Importantly, our study demonstrated a significantly reduced genu thickness in JME patients compared with controls; however, these differences were not associated with disease duration, seizure type, or seizure frequency. This supports the hypothesis that CC alterations in JME are predominantly neurodevelopmental or genetic rather than secondary to chronic epilepsy.29, 30 Prior research on this topic has produced mixed findings. Volumetric studies generally report no association between CC size and clinical features,29 consistent with our results. In contrast, diffusion-based studies have identified subtle anterior callosal abnormalities associated with longer disease duration, suggesting that progressive microstructural changes may occur in a subset of patients.28, 29 These divergent findings likely arise from methodological differences, including variations in imaging modalities (macrostructural vs. microstructural), patient characteristics, and analytic approaches.
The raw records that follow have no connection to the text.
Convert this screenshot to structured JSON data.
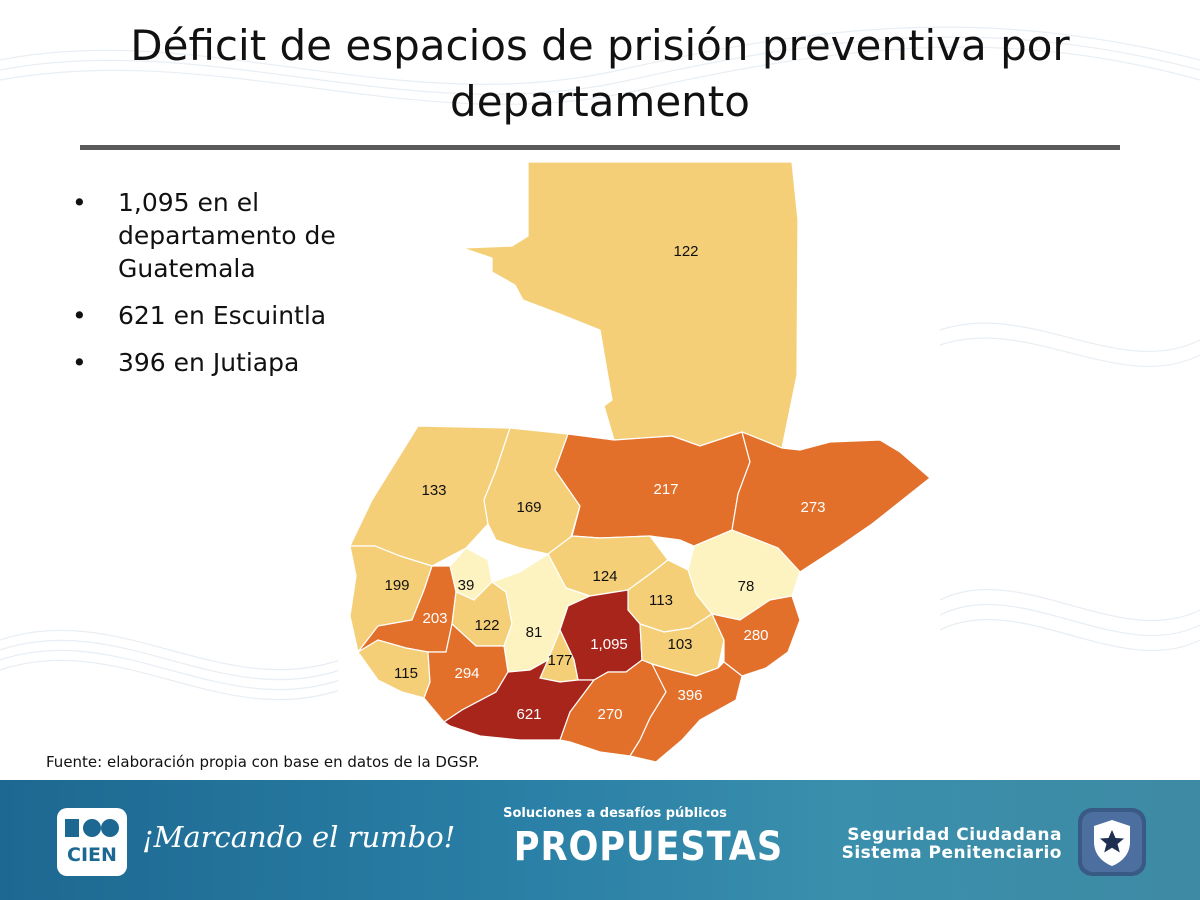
{
  "title": "Déficit de espacios de prisión preventiva por departamento",
  "bullets": [
    "1,095 en el departamento de Guatemala",
    "621 en Escuintla",
    "396 en Jutiapa"
  ],
  "source": "Fuente: elaboración propia con base en datos de la DGSP.",
  "colors": {
    "very_low": "#fdf3c0",
    "low": "#f5cf78",
    "medium": "#e2702a",
    "high": "#a8251c",
    "footer": "#2a80a6"
  },
  "map": {
    "departments": [
      {
        "value": "122",
        "level": "low"
      },
      {
        "value": "133",
        "level": "low"
      },
      {
        "value": "169",
        "level": "low"
      },
      {
        "value": "217",
        "level": "medium"
      },
      {
        "value": "273",
        "level": "medium"
      },
      {
        "value": "199",
        "level": "low"
      },
      {
        "value": "39",
        "level": "very_low"
      },
      {
        "value": "124",
        "level": "low"
      },
      {
        "value": "78",
        "level": "very_low"
      },
      {
        "value": "203",
        "level": "medium"
      },
      {
        "value": "122",
        "level": "low"
      },
      {
        "value": "81",
        "level": "very_low"
      },
      {
        "value": "113",
        "level": "low"
      },
      {
        "value": "1,095",
        "level": "high"
      },
      {
        "value": "177",
        "level": "low"
      },
      {
        "value": "103",
        "level": "low"
      },
      {
        "value": "280",
        "level": "medium"
      },
      {
        "value": "115",
        "level": "low"
      },
      {
        "value": "294",
        "level": "medium"
      },
      {
        "value": "621",
        "level": "high"
      },
      {
        "value": "270",
        "level": "medium"
      },
      {
        "value": "396",
        "level": "medium"
      }
    ]
  },
  "footer": {
    "logo_text": "CIEN",
    "slogan": "¡Marcando el rumbo!",
    "propuestas_sub": "Soluciones a desafíos públicos",
    "propuestas": "PROPUESTAS",
    "program_line1": "Seguridad Ciudadana",
    "program_line2": "Sistema Penitenciario",
    "badge_icon": "star-shield-icon"
  }
}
Overall, the evidence suggests that CC alterations in JME are primarily determined by genetic or developmental factors, although secondary microstructural changes related to disease progression cannot be entirely ruled out.
The absence of correlations between CC morphology and clinical variables in our cohort raises important questions about the temporal evolution of white matter abnormalities in JME, specifically whether they precede seizure onset or emerge over the course of the disease. Future research integrating advanced neuroimaging, larger cohorts, genetic analysis, and neuropsychological assessment is necessary to clarify these mechanisms. Such studies may improve prognostic stratification, inform individualized treatment planning, and support earlier identification of at-risk individuals.
Study Limitations
Participants with comorbid conditions were excluded from the study due to the potential confounding effects on the measurements. Additionally, incorporating genetic and psychological evaluations could further enhance the robustness of our findings.
CONCLUSION
This study demonstrated region-specific alterations in the CC in patients with JME, characterized by reduced genu measurements and increased CC A-P diameter in specific subgroups. These findings suggest that CC involvement in JME may reflect a multifactorial process influenced by biological factors, such as sex, as well as treatment-related characteristics, including antiepileptic drug exposure and polytherapy. The absence of associations between CC morphology and clinical variables, including disease duration and seizure features, supports the possibility that callosal alterations may be related to underlying neurodevelopmental or genetic mechanisms rather than acquired effects of epilepsy. Given the retrospective design and limited subgroup sample sizes, these results should be interpreted cautiously. Prospective studies incorporating advanced imaging methods, larger cohorts, and genetic and cognitive assessments are warranted to clarify the clinical significance of CC changes and determine whether CC morphology may serve as a structural marker in JME.